Brahms is also involved in this ‘rediscovery’ of a work. If his F minor Sonata for two pianos sounds familiar, it’s probably because you know it in its later incarnation, the Piano Quintet op.34. The liner-notes of the ARTS Music release with Begoña Uriarte and husband Karl-Hermann Mrongovius make it seem as though this sonata was part of his general trend to transcribe all his works for piano/four hands or two pianos. But this sonata is not a derivative from the famous Quintet, it is its predecessor and second version after he had not been satisfied with his first attempt of turning the material into a String Quintet. There are ways in which this music is eminently suited for two pianos. Far from being a mere study for the later, more famous work, or a slimmed-down version of it, it stands on its own solid legs - six, I suppose. It is not so much a ‘curiosita’ to have in one’s collection, but a legitimate sonata next to the truly great 20 finger works of Schubert.
 

Whether played with the Pekinel Sisters (Warner) or Matthies-Köhn (Naxos), or Argerich/Rabinovich (Teldec), or Bronfman/Ax (Sony), it is always good to hear. What sets the Duo Uriarte-Mrongovius version apart from the competition is their inclusion of Schumann’s Piano Quintet E-flat major, op.44 in the two-piano version. This is not to be mistaken for the Brahms transcription of the E-flat major Piano Quartet, op.47. For one we do not know the source of the transcription – although it was very likely Brahms, too. This, too, works well enough in its - not so - new guise, though I feel it offers fewer insights or novel perspectives into the original as the sonata allows into its final form. It seems scarcely enough reason to for which to seek out this disc. 

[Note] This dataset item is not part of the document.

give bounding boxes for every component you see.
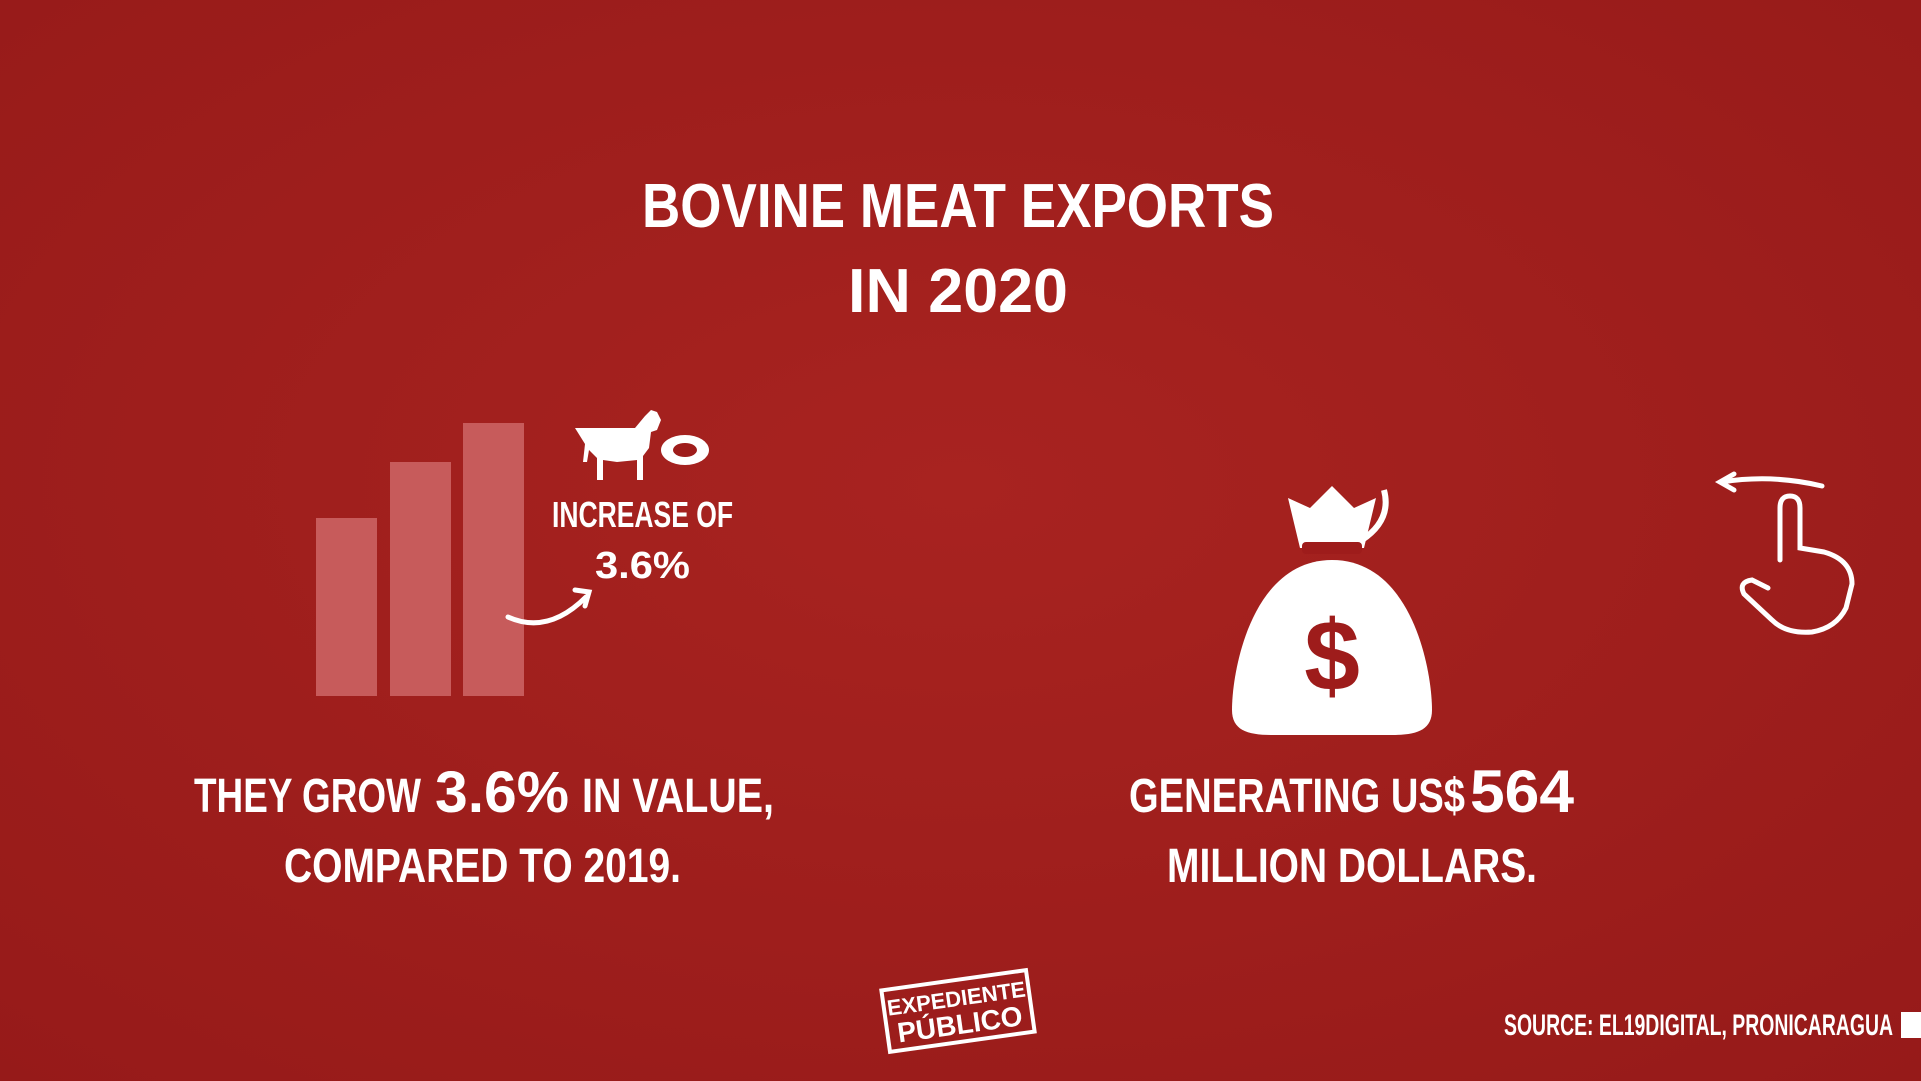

It would be, as it were, the only reason to think about acquiring this disc. Not because the piano duo does not perform ably, evenly, flawlessly. They do all that – and occasionally with emotion, too. But the squeaking of what must be a wheel - or more - of one of the grand pianos is caught on tape throughout the recording. You would have to have a very mediocre stereo system to miss this over speakers – and via headphones it makes this disc nothing short of unlistenable. How this could have escaped sound engineers Jesús Garrido and Eduardo Pérez de Mora or editor Raffaele Fiorillo is beyond me – but they have essentially produced a recording that was "dead on arrival" (DOA).